Der britische Rechtspopulist Nigel Farage will seine gescheiterte Fraktion der EU-Gegner im Europaparlament neu gründen. Der bisher fraktionslose polnische EU-Abgeordnete Robert Jarosław Iwaszkiewicz von der EU-kritischen Partei Kongress der Neuen Rechten (KNP) sei zu der Gruppe gestoßen, teilte Farage mit. "Die Euro-Skeptiker sind zurück mit einem Knall, obwohl wir nie weg waren."
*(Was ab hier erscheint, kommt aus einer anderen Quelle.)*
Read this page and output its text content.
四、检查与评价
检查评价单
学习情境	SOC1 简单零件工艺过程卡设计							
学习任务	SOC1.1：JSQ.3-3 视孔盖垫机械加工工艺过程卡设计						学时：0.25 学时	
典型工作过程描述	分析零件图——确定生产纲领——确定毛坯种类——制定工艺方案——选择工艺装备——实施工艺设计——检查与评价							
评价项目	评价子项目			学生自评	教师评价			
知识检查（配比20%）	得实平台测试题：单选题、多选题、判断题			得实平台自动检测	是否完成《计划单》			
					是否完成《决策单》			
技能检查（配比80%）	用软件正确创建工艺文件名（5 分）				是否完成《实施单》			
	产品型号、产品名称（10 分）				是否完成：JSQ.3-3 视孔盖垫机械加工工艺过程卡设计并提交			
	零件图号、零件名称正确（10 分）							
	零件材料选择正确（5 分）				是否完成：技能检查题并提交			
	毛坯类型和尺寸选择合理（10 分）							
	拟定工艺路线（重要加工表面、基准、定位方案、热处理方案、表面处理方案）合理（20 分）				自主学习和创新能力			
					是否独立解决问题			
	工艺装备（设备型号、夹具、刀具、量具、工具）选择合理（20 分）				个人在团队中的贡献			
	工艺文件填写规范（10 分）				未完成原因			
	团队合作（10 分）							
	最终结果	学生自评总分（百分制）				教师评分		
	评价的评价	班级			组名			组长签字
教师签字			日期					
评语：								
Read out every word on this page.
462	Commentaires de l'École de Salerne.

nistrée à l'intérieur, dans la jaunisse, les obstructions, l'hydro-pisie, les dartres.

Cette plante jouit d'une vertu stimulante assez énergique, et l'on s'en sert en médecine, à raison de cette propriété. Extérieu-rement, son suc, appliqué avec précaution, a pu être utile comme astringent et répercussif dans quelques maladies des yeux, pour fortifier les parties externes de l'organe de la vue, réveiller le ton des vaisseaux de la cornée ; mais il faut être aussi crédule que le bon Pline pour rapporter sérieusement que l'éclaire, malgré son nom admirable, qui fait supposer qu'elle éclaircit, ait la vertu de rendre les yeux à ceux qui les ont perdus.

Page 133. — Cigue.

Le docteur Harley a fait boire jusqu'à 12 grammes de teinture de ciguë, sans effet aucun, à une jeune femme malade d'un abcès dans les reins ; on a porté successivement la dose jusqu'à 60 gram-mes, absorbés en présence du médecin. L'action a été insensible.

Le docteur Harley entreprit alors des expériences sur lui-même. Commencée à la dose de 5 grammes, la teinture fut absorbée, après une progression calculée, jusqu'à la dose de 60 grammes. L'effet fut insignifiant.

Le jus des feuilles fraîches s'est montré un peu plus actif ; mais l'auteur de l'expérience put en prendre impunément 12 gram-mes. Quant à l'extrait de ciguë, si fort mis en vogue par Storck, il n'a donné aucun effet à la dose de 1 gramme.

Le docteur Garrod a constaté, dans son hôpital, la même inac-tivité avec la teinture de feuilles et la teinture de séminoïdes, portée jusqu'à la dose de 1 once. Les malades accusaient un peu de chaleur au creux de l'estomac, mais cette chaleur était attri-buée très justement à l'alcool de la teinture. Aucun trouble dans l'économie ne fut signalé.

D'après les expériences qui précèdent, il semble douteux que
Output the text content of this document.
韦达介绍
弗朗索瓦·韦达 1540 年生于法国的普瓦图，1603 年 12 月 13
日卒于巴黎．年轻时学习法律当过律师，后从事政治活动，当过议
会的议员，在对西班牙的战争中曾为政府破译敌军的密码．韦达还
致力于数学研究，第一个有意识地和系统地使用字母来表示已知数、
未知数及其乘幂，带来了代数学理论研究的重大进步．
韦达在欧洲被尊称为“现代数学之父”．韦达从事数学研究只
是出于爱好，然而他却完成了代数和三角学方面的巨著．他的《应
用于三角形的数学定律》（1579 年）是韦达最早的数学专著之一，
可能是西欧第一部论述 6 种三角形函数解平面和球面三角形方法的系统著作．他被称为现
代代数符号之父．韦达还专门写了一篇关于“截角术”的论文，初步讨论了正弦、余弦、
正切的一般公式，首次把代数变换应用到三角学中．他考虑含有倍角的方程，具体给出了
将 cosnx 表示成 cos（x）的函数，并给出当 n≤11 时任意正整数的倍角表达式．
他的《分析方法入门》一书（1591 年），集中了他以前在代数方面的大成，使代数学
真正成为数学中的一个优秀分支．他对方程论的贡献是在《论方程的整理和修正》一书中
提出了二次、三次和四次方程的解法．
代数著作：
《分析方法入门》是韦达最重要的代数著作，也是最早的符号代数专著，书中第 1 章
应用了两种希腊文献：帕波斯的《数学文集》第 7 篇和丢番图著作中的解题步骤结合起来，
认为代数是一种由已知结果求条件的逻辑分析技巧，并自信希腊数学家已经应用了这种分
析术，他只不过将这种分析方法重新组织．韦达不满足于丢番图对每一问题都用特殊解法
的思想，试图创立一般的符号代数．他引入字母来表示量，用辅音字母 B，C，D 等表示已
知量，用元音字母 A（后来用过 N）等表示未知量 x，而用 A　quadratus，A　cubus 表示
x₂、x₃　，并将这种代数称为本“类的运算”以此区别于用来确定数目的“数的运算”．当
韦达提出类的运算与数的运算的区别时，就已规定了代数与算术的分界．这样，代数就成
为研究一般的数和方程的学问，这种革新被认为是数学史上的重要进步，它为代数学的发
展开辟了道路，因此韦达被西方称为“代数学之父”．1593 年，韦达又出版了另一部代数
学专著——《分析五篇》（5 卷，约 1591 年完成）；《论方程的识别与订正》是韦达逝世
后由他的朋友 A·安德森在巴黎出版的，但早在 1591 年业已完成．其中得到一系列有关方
Mit Iwaszkiewicz erfüllt die Gruppe Europa der Freiheit und der Demokratie (EFDD) wieder eine Mindestanforderung für die Bildung einer Fraktion im Europaparlament: Abgeordnete von mindestens sieben EU-Ländern müssen in einer solchen vertreten sein. Dieses Kriterium ist mit dem Eintritt des Polen nun wieder erfüllt, nachdem die lettische Abgeordnete Iveta Grigule in der vergangenen Woche ihren Austritt aus der Gruppe angekündigt hatte – unter anderem aufgrund von Meinungsverschiedenheiten mit Farage.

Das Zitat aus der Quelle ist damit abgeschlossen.